A new and
intense type of radio burst has been discovered in archived views of the
cosmos, astronomers revealed today.
The single,
short-lived blast of radio waves likely occurred some 3 billion light-years
from Earth, and it may signal a cosmic car crash of two neutron stars, the
death throes of a black hole—or something else.
"This
is something that's completely unprecedented," said Duncan Lorimer, an
astrophysicist at West Virginia University in Morgantown and the National Radio
Astronomy Observatory who led the discovery-making team. He noted that
radio-emitting pulsars
send out similar emissions, but repeat them every few hours.
"We're
confused and excited, but it could open up a whole new research field,"
Lorimer told SPACE.com of the 5-millisecond blip on the cosmic radar
screen. "If we really go after these things, we expect to find out that a
couple hundred of them occur each day."
The
discovery is detailed in the Sept. 27 issue of the online journal Science
Express.
Blast
from beyond
The
previously undetected radio burst was found in data from a 2001 radio survey of
the Small Magellanic Cloud, a nearby dwarf galaxy. Based on its location,
however, Lorimer said the burst almost certainly did not come from the galaxy.
Lorimer
said the emission's offset location and wide dispersion made it
"completely inconsistent" with that of a nearby object, whether in
our own galaxy or the Small Magellanic Cloud.
Astronomers
originally created the 480-hour-long observation over 20 days to look for repetitive radio
emissions from pulsars, which are thought to be fast-rotating
neutron stars, but the event remained hidden in the data because no one had
set out to find single bursts.
"We've
looked at it for about 90 hours, and it definitely seems to be a singular event,"
he said.
Blip on
the screen
Lorimer
cautioned that it's impossible to say for certain what the radio burst might
indicate at this point, as it is the only one that has been detected so far.
"We're
keeping very open minds about this thing," Lorimer said, adding that their
uncertainty stems from the inability to pinpoint it to a galaxy or other
celestial object that could reveal some clues to its identity. "We're
putting a lot of effort into poring through other radio data to find more of
these things."
So far, the
search has left the researchers empty-handed, but it may be an issue of
sensitivity. Lorimer emphasized that the records are several years old and few
radio observatories have the sensitivity to detect such short bursts.

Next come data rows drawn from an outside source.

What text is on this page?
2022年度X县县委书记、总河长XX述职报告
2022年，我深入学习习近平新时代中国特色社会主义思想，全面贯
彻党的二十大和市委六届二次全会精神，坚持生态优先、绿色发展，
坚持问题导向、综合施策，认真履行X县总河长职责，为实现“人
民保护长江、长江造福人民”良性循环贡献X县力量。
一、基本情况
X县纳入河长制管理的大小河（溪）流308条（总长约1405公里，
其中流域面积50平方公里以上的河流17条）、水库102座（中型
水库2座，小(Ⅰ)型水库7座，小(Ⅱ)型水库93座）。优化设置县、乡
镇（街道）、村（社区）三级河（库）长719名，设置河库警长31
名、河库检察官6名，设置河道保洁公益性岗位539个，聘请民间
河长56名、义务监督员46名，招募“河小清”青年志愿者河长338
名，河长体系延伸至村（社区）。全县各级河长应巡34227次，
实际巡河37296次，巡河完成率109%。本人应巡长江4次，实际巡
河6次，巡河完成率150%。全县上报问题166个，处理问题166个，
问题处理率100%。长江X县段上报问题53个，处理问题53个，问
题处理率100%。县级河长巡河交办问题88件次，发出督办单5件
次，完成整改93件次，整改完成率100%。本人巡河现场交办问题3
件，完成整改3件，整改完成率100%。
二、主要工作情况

"Based on the area we looked at, we
think this type of burst may occur at a rate of a couple hundred each
day," Lorimer said. He thinks that whole-sky surveys using next-generation
radio observatories would be needed to detect most of them.
Leg-up
for LIGO?
If the
bursts are as frequent as Lorimer's team thinks, and they indicate the death of
black holes or two super-dense neutron stars violently smacking together, a
step toward closure of the universe's great mystery
of gravity may soon come.
The
dramatic cosmic events are predicted to let loose gravity waves that Einstein's
theory of relativity predicts, but the phenomenon has never been directly
observed. LIGO—the Laser Interferometer Gravitational Wave Observatory based in
both Louisiana and Washington state—has been searching for such waves since it
went online in 2002.
Lorimer
thinks the singular radio bursts could give gravitational wave researchers some
help filtering LIGO data, which contains noise from Earth-based activities such
as logging and highway traffic.
"This
finding is definitely something LIGO will be interested in," said Xavier
Siemens, a gravitational theorist at the University of Wisconsin Milwaukee and
LIGO who was not involved in Lorimer's study. He said the burst occurred about
one year before the observatory began its scientific observations, so
researchers can't look for it in old data.
"It's
an exciting result, and if they eventually find that the bursts occur at rates
as high as they expect, then it's even more exciting to us," Siemens said,
"because we should be able to measure them at LIGO."